Histoire de la Résistance, tome 7, Henri Noguères.
L'affaire Grandclément, Dominique Lourmier.
Bordeaux 1940-1944, René Terrisse.
Chroniques de souffrance et de lumière, Pierre Boyries.

Témoignage de
René Tramasset
Témoignage de
Pierre Tramasset

Tramasset Mathieu Edgard
Membre du réseau "C.N.D. Castille"
Pseudonyme: Sèvres
Agent P.2
Grade Sous-lieutenant
Déporté sous le matricule 44.955



Edgard Mathieu Tramasset habitait, au début des hostilités, dans le premier arrondissement de Bordeaux, à Bacalan, quartier portuaire où Allemands et Italiens menaient, avec célérité, la construction d'une base sous-marine nécessaire aux forces de l'Axe pour maintenir leur présence dans cette partie de l'Atlantique.
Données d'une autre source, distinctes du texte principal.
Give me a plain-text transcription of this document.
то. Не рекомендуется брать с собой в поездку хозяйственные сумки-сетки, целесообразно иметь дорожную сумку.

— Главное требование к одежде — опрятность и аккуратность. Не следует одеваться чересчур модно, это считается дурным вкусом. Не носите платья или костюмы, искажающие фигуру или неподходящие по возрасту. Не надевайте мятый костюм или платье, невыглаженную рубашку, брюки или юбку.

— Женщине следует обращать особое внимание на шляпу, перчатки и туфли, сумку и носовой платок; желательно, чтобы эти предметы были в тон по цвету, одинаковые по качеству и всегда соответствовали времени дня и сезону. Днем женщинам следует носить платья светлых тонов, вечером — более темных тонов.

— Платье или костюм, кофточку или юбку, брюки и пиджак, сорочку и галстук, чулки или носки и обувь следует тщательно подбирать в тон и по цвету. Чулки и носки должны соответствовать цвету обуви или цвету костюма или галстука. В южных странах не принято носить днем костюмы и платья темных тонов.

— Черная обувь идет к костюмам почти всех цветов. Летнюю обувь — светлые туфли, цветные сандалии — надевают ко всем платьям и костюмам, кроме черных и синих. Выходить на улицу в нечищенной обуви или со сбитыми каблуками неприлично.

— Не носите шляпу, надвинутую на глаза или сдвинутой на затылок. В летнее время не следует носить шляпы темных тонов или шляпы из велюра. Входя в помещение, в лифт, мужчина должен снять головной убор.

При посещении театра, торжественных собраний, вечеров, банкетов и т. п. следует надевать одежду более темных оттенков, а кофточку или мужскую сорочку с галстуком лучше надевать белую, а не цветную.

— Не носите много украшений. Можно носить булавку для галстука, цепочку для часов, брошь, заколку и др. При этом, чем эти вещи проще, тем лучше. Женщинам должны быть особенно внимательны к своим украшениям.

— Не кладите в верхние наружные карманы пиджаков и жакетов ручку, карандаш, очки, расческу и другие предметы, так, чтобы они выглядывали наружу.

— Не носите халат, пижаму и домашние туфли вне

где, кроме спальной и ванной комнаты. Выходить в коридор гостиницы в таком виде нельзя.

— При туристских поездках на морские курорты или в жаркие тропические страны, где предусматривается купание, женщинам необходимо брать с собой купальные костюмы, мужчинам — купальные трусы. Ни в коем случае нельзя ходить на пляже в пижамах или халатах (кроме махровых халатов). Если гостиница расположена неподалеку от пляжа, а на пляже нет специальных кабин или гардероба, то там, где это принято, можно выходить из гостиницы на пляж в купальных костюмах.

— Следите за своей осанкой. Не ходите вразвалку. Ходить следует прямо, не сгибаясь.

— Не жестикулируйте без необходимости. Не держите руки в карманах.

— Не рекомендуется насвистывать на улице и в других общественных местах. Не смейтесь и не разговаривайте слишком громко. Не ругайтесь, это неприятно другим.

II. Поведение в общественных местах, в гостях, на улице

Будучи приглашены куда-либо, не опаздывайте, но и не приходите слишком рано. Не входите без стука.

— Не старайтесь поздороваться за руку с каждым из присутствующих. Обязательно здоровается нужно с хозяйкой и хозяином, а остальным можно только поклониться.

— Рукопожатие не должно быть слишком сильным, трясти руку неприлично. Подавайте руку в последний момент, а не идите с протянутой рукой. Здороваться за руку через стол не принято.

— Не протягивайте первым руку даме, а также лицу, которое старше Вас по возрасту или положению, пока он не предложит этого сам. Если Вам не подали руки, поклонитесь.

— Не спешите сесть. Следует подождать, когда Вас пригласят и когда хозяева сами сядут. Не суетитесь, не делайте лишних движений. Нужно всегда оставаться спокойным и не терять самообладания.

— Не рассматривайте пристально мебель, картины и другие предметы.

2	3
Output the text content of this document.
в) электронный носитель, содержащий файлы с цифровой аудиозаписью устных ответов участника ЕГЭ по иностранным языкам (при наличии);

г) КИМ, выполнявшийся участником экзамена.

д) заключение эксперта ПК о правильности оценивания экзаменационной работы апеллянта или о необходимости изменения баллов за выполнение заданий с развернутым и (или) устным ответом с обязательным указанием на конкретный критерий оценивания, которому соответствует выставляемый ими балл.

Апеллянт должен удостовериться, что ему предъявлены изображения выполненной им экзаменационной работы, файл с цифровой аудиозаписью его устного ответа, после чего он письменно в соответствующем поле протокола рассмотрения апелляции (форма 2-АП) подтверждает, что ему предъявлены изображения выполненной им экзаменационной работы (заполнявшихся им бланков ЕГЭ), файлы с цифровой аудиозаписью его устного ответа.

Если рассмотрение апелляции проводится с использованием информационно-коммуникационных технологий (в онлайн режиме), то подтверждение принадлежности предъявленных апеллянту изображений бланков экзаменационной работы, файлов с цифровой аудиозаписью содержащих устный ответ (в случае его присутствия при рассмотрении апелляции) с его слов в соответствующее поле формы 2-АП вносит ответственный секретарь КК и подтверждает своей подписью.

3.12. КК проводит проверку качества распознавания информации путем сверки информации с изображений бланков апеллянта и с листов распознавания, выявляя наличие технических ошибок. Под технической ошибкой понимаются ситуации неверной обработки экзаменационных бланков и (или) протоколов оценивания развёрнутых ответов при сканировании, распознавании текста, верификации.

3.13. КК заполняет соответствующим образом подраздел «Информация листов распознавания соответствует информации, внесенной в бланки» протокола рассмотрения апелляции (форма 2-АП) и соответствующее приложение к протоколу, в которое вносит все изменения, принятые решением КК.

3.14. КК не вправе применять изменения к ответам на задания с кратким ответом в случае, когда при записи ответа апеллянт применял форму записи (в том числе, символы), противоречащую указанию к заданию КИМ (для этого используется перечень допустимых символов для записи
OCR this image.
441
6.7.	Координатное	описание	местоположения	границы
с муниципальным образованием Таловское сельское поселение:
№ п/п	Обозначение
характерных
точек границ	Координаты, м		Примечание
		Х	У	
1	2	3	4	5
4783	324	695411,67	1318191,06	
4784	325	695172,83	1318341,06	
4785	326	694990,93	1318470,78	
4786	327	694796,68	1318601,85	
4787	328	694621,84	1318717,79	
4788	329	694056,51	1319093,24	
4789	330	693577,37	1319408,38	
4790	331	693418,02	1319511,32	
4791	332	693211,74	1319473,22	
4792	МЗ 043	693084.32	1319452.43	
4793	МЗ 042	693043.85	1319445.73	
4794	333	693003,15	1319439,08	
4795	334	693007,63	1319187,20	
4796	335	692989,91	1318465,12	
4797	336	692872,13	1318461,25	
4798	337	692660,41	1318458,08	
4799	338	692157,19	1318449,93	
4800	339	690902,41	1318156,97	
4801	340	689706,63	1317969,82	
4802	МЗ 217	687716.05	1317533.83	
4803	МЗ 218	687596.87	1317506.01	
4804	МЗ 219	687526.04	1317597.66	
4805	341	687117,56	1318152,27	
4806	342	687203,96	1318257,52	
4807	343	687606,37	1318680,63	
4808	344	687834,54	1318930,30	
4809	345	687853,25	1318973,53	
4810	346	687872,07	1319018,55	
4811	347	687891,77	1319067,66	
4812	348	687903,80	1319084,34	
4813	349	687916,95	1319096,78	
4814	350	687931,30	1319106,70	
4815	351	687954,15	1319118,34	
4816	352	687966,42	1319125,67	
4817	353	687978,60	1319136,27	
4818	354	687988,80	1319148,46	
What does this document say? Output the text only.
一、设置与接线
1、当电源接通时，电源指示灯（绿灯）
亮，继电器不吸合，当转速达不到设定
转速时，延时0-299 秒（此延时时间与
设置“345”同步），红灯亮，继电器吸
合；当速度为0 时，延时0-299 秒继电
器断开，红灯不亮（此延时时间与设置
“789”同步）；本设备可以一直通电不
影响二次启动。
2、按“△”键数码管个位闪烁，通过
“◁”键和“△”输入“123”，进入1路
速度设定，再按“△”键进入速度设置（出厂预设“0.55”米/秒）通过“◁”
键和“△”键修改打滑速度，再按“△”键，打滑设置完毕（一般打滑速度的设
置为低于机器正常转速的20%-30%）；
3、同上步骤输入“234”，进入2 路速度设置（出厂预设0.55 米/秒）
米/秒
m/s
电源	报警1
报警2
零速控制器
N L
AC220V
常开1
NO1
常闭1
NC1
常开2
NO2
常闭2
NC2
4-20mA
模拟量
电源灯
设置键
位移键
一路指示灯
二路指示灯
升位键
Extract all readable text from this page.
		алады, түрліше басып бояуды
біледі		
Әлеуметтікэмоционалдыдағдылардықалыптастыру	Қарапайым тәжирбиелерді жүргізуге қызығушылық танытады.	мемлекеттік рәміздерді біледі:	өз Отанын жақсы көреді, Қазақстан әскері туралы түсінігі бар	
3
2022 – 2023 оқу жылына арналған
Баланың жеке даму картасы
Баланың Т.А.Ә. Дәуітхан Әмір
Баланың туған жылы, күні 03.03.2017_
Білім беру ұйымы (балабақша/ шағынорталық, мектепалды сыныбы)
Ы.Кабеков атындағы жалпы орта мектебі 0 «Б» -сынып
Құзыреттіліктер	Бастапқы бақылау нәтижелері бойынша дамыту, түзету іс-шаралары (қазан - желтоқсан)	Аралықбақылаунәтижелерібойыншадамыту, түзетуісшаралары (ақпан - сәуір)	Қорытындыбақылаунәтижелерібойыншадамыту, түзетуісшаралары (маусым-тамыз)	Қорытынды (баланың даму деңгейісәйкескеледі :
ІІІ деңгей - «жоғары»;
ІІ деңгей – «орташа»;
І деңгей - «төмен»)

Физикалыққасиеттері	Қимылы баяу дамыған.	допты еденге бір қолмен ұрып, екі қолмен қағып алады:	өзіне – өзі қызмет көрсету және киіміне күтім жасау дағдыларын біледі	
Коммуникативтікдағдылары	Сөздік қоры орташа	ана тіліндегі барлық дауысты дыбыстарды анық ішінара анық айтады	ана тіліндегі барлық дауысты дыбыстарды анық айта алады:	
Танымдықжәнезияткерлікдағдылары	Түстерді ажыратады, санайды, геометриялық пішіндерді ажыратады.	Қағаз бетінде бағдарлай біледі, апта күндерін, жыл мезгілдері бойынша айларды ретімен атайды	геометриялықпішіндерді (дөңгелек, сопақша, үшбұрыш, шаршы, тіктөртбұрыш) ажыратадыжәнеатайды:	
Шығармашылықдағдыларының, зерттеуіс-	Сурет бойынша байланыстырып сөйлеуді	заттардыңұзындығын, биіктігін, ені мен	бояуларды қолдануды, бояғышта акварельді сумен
Depuis le début des hostilités, les forces alliées s'efforçaient de contrarier s'ils ne pouvaient stopper la marche des travaux. Les bombardements étaient donc fréquents au-dessus de leurs têtes. Quelques victimes, peu de dégâts, jusqu'à cette journée du 17 mai 1943 où, vers 12h30, l'aviation américaine s'inscrivit, pour la première fois, dans le ciel bordelais. Délaissant l'altitude de 3.500 mètres utilisée le plus souvent par les appareils anglais, les pilotes U.S calés entre 6.500 et 8.000 mètres déroulèrent le "carpet bombing", provoquant 184 tués parmi la population civile, 275 blessés et près de 2.000 sinistrés. Ajoutons à cela la destruction de 200 habitations.

A la suite de cette opération de nombreuses familles furent évacuées; les Tramasset se retrouvèrent, toujours en Gironde, dans la commune de Castres-Beautiran. Par la suite, ils purent retrouver leur maison de Langoiran, libérée enfin de ses locataires. Loin des bombardements, les enfants se retrouvèrent coupés de toute activité scolaire, celle-ci s'étant brutalement arrêtée le 17 mai 1943 en amputant leur avenir scolaire et professionnel.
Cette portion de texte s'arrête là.